The increased mid-substance stress for AM drilling during medial rotation could be explained by the fact that cyclic testing measured greater peak contact pressure when using AM drilling than the TT technique at the tibial tunnel33. This AM pattern would respond to a more deflected ACLr graft, tightening more medial fibers of the graft because the medial condyle displaces posteriorly. In contrast, the medial femoral condyle displaces anteriorly during the medial knee rotation. A similar pattern can be observed in previous reports34. Both femoral and tibial tunnels create graft-bone contact8, putting the graft under higher loads33. This pattern has been indicated as a possible graft failure mechanism because it increases the peak contact pressure and should be considered between the ACLr choices33, particularly when early rehabilitation is involved. In contrast, the HTT has demonstrated lower loads at tunnels, suggesting an acceptable combination of TT and AM drillings13. Also, it is relevant to consider that the ACLr graft gets better and more satisfactory clinical and functional outcomes associated with a lower failure risk when the femoral tunnel is placed more eccentrically in the footprint35.
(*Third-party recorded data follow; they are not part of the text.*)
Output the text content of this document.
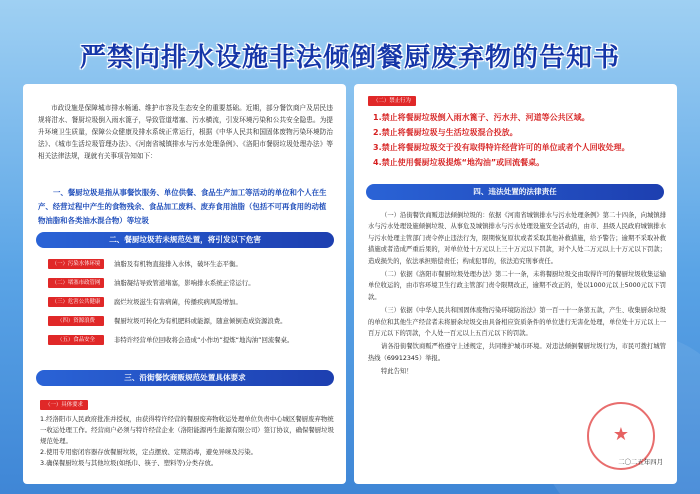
严禁向排水设施非法倾倒餐厨废弃物的告知书

市政设施是保障城市排水畅通、维护市容及生态安全的重要基础。近期，部分餐饮商户及居民违规将泔水、餐厨垃圾倒入雨水篦子，导致管道堵塞、污水横流，引发环境污染和公共安全隐患。为提升环境卫生质量，保障公众健康及排水系统正常运行，根据《中华人民共和国固体废物污染环境防治法》、《城市生活垃圾管理办法》、《河南省城镇排水与污水处理条例》、《洛阳市餐厨垃圾处理办法》等相关法律法规，现就有关事项告知如下：

一、餐厨垃圾是指从事餐饮服务、单位供餐、食品生产加工等活动的单位和个人在生产、经营过程中产生的食物残余、食品加工废料、废弃食用油脂（包括不可再食用的动植物油脂和各类油水混合物）等垃圾

二、餐厨垃圾若未规范处置，将引发以下危害
（一）污染水体环境	油脂及有机物直接排入水体，破坏生态平衡。
（二）堵塞市政管网	油脂凝结导致管道堵塞，影响排水系统正常运行。
（三）危害公共健康	腐烂垃圾滋生有害病菌，传播疾病风险增加。
（四）资源浪费	餐厨垃圾可转化为有机肥料或能源，随意倾倒造成资源浪费。
（五）食品安全	非特许经营单位回收将会造成“小作坊”提炼“地沟油”回流餐桌。
三、沿街餐饮商贩规范处置具体要求
（一）具体要求

1.经洛阳市人民政府批准并授权，由获得特许经营的餐厨废弃物收运处理单位负责中心城区餐厨废弃物统一收运处理工作。经营商户必须与特许经营企业（洛阳能源再生能源有限公司）签订协议，确保餐厨垃圾规范处理。

2.使用专用密闭容器存放餐厨垃圾，定点摆放、定期消毒，避免异味及污染。

3.确保餐厨垃圾与其他垃圾(如纸巾、筷子、塑料等)分类存放。

（二）禁止行为
1.禁止将餐厨垃圾倒入雨水篦子、污水井、河道等公共区域。
2.禁止将餐厨垃圾与生活垃圾混合投放。
3.禁止将餐厨垃圾交于没有取得特许经营许可的单位或者个人回收处理。
4.禁止使用餐厨垃圾提炼“地沟油”或回流餐桌。
四、违法处置的法律责任

（一）沿街餐饮商贩违法倾倒垃圾的：依据《河南省城镇排水与污水处理条例》第二十四条，向城镇排水与污水处理设施倾倒垃圾、从事危及城镇排水与污水处理设施安全活动的，由市、县级人民政府城镇排水与污水处理主管部门责令停止违法行为，限期恢复原状或者采取其他补救措施，给予警告；逾期不采取补救措施或者造成严重后果的，对单位处十万元以上三十万元以下罚款，对个人处二万元以上十万元以下罚款；造成损失的，依法承担赔偿责任；构成犯罪的，依法追究刑事责任。

（二）依据《洛阳市餐厨垃圾处理办法》第二十一条，未将餐厨垃圾交由取得许可的餐厨垃圾收集运输单位收运的，由市容环境卫生行政主管部门责令限期改正，逾期不改正的，处以1000元以上5000元以下罚款。

（三）依据《中华人民共和国固体废物污染环境防治法》第一百一十一条第五款，产生、收集厨余垃圾的单位和其他生产经营者未将厨余垃圾交由具备相应资质条件的单位进行无害化处理，单位处十万元以上一百万元以下的罚款，个人处一百元以上五百元以下的罚款。

请各沿街餐饮商贩严格遵守上述规定，共同维护城市环境。对违法倾倒餐厨垃圾行为，市民可拨打城管热线（69912345）举报。

特此告知！

★
二〇二五年四月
We acknowledge that our research is not without limitations. We identify that the main limitation would be the native geometry of our ACLr graft. However, we have used a similar graft among the techniques based on the recommendations for using the Achilles allograft21. Our model validation did not have the same boundary conditions for coronal and transverse knee planes, and it has been considered exclusively the sagittal plane where the main knee motion occurs. The under consideration of these characteristics can explain part of the different values and stress distributions obtained in the validation results. The simplification of the model to an isotropic material and the lack of mesh convergence details and prestrain could also be considered part of the limitation of this study. On the other hand, the biology variability was controlled by simplifying the modeling to a healthy participant and validating our model. Our sample size is commonly used in finite element simulations8. Here, it is important to understand that other factors increase graft stress, like the posterior slope32, the graft diameter36, or graft stiffness, and shape30, to mention some of them. In our study, these variables were excluded to better comprehend the effects of surgical design on ACLr stress. Lastly, the modeling attempts to reflect the structures immediately post-surgery, which is more related to early than long-term failure.

In conclusion, HTT drilling suggests better constraining the anterior tibia translation forces, while AM is the most effective drilling to constrain medial knee rotation. Our in silico study permits exploring the advantages of the HTT technique as a surgical alternative for ACLr, but future studies are needed.